COVID-19 Complacency Pushes Identification Of New Variants To Back Seat, WHO Warns

The World Health Organization (WHO) warned that it struggles to identify and track new Covid variants as governments roll back the testing.

The U.S. federal government suspended free at-home COVID-19 tests due to a lack of funding.

The warning comes from Norway and South Africa as medical countermeasures, and other tools rollout stagnates.

WHO emphasized that the global pandemic is not over, and coordinated action, funding, and political commitments are still needed.

WHO says that as the COVID-19 pandemic reaches its conclusion, many countries are far from meeting global targets on vaccination coverage, testing rates, and access to treatments and PPE.

Maria Van Kerkhove, the WHO’s Covid-19 technical lead, said the virus is still circulating at an “incredibly intense level” worldwide, CNBC reported. The WHO is “deeply concerned” that it is evolving at a time when there is no longer robust testing in place to help rapidly identify new variants, Van Kerkhove said.

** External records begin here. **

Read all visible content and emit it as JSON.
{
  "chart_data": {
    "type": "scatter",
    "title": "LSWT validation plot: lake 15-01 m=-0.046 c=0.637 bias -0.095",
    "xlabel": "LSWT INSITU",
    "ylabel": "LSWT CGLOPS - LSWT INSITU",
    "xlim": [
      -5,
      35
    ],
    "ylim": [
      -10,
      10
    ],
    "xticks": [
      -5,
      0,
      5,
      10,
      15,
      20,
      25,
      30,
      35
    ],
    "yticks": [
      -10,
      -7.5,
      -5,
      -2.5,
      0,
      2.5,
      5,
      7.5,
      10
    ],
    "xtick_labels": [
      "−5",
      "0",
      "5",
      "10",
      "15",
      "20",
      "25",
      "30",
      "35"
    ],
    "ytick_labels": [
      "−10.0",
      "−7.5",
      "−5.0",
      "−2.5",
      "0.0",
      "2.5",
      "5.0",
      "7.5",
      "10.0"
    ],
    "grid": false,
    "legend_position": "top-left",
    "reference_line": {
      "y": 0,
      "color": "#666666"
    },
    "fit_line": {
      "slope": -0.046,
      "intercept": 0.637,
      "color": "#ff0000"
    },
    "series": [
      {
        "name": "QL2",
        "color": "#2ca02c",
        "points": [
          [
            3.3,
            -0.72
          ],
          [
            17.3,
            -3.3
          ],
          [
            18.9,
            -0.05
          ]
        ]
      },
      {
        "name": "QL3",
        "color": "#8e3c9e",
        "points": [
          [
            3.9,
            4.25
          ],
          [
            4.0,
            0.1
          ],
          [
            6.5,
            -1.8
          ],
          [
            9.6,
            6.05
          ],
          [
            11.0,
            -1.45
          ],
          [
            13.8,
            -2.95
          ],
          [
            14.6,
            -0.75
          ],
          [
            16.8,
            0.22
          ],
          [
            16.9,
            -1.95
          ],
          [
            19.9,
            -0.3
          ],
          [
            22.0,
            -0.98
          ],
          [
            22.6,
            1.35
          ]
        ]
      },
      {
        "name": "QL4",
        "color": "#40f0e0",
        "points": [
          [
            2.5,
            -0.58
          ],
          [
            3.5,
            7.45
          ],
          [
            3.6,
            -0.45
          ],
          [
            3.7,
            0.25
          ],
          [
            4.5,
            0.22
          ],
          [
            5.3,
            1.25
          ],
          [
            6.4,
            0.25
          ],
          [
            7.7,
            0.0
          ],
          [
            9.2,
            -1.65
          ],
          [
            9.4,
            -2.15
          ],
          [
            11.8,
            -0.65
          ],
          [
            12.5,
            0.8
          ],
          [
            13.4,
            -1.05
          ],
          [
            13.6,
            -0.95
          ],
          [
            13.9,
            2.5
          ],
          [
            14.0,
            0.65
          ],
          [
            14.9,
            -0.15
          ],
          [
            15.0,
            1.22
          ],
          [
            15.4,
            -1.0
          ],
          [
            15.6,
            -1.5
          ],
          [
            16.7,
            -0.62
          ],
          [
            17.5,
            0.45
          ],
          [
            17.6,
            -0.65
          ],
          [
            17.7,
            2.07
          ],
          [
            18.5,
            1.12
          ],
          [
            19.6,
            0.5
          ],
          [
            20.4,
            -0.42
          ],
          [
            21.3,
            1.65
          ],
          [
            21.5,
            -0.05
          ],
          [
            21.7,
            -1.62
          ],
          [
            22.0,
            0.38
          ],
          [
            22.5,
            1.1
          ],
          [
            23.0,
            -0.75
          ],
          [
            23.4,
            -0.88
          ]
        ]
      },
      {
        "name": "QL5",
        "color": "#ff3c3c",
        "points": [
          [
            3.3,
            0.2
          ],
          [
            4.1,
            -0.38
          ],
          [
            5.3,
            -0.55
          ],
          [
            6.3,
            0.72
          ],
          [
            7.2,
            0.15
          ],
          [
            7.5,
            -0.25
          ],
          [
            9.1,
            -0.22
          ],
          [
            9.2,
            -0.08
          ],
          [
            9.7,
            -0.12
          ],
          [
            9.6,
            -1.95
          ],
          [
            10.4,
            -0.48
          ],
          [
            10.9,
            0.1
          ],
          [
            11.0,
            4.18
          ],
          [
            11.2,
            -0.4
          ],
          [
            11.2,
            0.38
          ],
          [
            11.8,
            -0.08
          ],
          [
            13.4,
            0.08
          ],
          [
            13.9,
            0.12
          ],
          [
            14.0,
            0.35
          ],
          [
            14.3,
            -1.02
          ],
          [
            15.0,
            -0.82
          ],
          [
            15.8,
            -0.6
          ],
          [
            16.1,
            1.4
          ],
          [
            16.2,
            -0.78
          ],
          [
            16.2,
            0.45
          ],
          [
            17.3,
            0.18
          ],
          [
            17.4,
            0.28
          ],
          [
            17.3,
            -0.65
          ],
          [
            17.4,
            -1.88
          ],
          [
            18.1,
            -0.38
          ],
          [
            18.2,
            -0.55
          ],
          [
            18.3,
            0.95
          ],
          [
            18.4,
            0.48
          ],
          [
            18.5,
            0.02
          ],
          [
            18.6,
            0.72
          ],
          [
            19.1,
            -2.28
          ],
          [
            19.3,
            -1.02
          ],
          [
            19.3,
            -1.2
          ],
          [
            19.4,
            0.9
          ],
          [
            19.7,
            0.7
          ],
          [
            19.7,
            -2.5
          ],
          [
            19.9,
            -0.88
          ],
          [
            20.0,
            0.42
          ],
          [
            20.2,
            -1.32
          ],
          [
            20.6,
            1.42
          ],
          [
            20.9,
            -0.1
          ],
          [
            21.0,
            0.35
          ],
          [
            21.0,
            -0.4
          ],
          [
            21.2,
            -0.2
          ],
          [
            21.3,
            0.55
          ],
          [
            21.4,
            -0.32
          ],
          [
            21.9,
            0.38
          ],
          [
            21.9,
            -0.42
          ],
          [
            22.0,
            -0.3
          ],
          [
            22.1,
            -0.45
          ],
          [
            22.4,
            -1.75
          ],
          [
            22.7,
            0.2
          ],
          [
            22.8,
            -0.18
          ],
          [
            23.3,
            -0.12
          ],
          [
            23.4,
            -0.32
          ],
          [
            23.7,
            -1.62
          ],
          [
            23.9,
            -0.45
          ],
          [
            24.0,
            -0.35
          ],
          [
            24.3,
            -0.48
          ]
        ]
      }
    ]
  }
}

The WHO is currently tracking about 200 omicron sublineages, Van Kerkhove said. 

Speaking to reporters on the sidelines of the United Nations General Assembly (UNGA) in New York, WHO Director-General Tedros Adhanom Ghebreyesus said, “we have spent two-and-a-half years in a long, dark tunnel, and we are just beginning to glimpse the light at the end of that tunnel.”

According to recent reports, the White House plans to ask about $22.4 billion for Covid-19 vaccines.